Jesus is known for speaking in parables. In Luke 14 he is at a Pharisees home for dinner, he pushes the boundaries of the established religious laws and heals a sick man, and the addresses people motives for inviting people for dinner. “….invite the poor, the crippled, the lame, the blind and you will be blessed. Although they cannot repay you, you will be repaid at the resurrection of the righteous.”
This parable speaks directly about Jesus’ controversial practice of an open table and offering a safe place for all. It was a common belief, taught through the scriptures, that people who were crippled, blind, lame or had illness were stricken with that because of the sins of their parents. This ultimately lead to them being considered “unclean” and cast out of society.
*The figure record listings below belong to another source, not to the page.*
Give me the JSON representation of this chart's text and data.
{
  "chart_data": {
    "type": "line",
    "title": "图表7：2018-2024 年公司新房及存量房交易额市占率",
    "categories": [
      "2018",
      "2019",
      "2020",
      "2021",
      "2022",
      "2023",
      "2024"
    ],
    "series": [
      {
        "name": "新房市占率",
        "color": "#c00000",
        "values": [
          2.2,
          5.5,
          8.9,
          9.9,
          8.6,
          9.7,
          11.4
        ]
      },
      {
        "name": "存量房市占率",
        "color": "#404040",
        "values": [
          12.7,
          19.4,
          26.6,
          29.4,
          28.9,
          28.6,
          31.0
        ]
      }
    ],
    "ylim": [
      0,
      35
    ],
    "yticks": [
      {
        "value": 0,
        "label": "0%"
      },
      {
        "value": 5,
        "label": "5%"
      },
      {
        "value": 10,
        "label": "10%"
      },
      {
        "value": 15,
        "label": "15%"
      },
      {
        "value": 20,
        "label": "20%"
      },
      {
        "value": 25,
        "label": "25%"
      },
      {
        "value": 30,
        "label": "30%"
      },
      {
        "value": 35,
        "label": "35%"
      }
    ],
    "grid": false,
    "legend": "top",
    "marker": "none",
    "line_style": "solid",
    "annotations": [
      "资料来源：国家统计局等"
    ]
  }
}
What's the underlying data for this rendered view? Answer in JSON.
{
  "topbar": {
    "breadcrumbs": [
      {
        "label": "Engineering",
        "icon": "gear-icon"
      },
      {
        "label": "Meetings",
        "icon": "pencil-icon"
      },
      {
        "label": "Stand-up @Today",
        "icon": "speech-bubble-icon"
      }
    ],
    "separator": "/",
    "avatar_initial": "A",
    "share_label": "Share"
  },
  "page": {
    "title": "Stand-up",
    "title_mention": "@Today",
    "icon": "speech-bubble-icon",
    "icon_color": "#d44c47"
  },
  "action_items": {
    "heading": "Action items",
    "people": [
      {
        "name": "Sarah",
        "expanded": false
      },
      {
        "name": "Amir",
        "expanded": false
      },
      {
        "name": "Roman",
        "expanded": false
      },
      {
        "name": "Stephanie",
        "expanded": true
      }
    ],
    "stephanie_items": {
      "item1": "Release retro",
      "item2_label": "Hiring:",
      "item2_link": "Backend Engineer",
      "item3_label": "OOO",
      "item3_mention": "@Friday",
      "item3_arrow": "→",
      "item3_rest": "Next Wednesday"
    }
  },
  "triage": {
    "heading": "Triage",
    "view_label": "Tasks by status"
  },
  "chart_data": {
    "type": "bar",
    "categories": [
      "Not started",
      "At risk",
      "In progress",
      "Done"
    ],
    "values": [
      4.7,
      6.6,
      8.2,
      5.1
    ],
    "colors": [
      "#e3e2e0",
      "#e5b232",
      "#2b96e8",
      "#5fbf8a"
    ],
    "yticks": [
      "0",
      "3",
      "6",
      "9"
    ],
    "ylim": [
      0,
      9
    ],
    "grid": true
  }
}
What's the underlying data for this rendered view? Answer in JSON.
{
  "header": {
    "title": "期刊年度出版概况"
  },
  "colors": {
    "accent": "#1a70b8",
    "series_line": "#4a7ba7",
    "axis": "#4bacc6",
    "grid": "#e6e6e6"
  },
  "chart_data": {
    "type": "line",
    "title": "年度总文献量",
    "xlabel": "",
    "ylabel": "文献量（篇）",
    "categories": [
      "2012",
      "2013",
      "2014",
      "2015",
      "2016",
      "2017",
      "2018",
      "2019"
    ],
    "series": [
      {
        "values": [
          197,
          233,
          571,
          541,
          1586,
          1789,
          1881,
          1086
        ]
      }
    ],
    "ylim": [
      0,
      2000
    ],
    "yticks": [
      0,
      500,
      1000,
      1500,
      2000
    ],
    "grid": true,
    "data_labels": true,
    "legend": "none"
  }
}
This dangerous theology was born out of the writings attributed to Moses in Exodus and Deuteronomy.
(Exodus 20:5)--"You shall not worship them or serve them; for I, the Lord your God, am a jealous God, visiting the iniquity of the fathers on the children, on the third and the fourth generations of those who hate Me,"
The above scripture, among a few others, was and in some places still used to explain that God was punishing then parents by visiting the inequity of the fathers on the children for four generations. Do the actions of a father affect his children? Yes, they do, but one cannot derive from that God will in turn have a sinful father’s children be born lame, blind or crippled. Yet, when Jesus is healing a man who had been blind since birth the question is asked of him, what did his parents do for his to be born blind.
So when Jesus states that people should invite the poor, crippled, lame, and the blind, he is asking them to invite those they thought were cursed by God. To invite those who society has deemed cursed, unclean and sinful into ones home to eat without getting anything in return from them.
Jesus goes on to tell the parable of a man who was having a banquet and he invited many guests only to have them give excuses that only come from privilege. I just bought land, I just got married, I just bought oxen so I can’t come. In other words, what they were doing was more important, they were not hungry or in need of the banquet. The man got angry and turned around and invited everyone the poor, the crippled, the blind and the lame. This is what the kingdom of God is. The table is open to all, but not all know their need for it. The three excuses come from a place of being privilege and power, which are not inherently bad unless they are stumbling blocks to people participating in the kingdom of God. Those on the margins, those who are considered cursed and unloved by God, culture and religion heed the call to a community that loves them, cares for them and sees them as equal in the kingdom.
May our church be a community of open doors and tables. May we invite all to come and participate. May we blaze a trail and set and example of God’s love for all to our kids so they will live the same.